The meaning of Waist Beads in the Hausa Culture

The meaning of Waist Beads in the Hausa Culture

The Hausa ethnic group is arguably the largest tribe in present day Nigeria. Usage of beads for beautification purposes in the Hausa culture transcends to as far back as hundreds of decades ago. This is evident in the display of beads in various archeological artefacts obtained from among the Hausa tribe of northern Nigeria.

Several types of beads are worn on different parts of the body by both Hausa men and women, young and old alike. The Hausa people are very aesthetic-minded and wear beads to adorn their ankles, necks, wrists, waists, etc.

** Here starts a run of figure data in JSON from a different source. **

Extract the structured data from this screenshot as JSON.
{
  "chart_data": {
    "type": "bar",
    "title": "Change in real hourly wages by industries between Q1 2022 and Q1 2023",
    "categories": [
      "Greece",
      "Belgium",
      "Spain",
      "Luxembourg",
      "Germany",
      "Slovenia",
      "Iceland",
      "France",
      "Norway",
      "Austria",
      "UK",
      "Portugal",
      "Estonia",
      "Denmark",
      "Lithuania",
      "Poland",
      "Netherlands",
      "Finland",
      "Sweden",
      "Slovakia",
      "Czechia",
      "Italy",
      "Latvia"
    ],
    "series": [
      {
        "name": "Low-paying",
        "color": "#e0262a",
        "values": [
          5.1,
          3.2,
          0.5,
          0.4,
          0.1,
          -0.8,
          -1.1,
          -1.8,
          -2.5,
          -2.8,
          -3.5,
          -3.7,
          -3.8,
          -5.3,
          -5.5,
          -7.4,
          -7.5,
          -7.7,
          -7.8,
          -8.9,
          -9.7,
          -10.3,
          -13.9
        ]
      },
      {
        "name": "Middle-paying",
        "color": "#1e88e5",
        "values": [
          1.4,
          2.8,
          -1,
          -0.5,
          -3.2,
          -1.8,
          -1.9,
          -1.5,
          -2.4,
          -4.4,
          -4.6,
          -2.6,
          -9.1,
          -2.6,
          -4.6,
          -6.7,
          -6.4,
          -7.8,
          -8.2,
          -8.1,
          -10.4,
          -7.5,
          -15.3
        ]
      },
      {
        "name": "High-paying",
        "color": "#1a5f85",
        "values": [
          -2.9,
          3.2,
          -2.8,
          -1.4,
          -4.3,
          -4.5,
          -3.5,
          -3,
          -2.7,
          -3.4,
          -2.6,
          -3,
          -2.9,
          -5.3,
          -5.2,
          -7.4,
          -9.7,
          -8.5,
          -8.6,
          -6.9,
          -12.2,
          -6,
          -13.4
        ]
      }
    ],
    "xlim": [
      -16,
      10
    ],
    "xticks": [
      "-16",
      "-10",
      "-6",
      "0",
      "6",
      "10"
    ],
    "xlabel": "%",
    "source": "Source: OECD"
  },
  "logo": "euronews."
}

In traditional Hausa societies, waist beads, called Jigida in the local language, are quite common and are equally worn by both young and old women. It is not in anyway unusual to see a newborn female Hausa child with beads round her waist. Typical hausa waist beads are tinier in size, and may consist of plastic, glass, wood, bones, cowries and shells.

Although predominantly worn for beautification, waist beads are also worn for other purposes apart from ornamental in Hausa tradition. There are claims that some waist beads possess spiritual powers and are used for warding off evils,  for preserving their virginity, or stopping a girl child from getting raped.

Till date, waist beads are still very popular among Hausa females. Most wear it simply as an adornment, to enhance their feminity and sensuality. Hausa girls are naturally beautiful and according to their perception of beauty, a slim waist is a very important measure for looking good. Therefore, adorning a female baby with waist beads is believed to help accentuate her waist and retain the slim feature.

Jigida waist beads on a little Hausa girl. 

It is also alleged that waist beads are worn by Hausa maidens to give out a signal that they are ripe and ready for marriage. To understand the latter, it is worthwhile to note that Hausa girls married pretty early, and therefore a mother may adorn her twelve year old in waist beads to indicate that the child is matured and ready to be given off in marriage to a suitor.

Basically, among the Hausa people Jigida symbolizes feminity, beauty and virginity.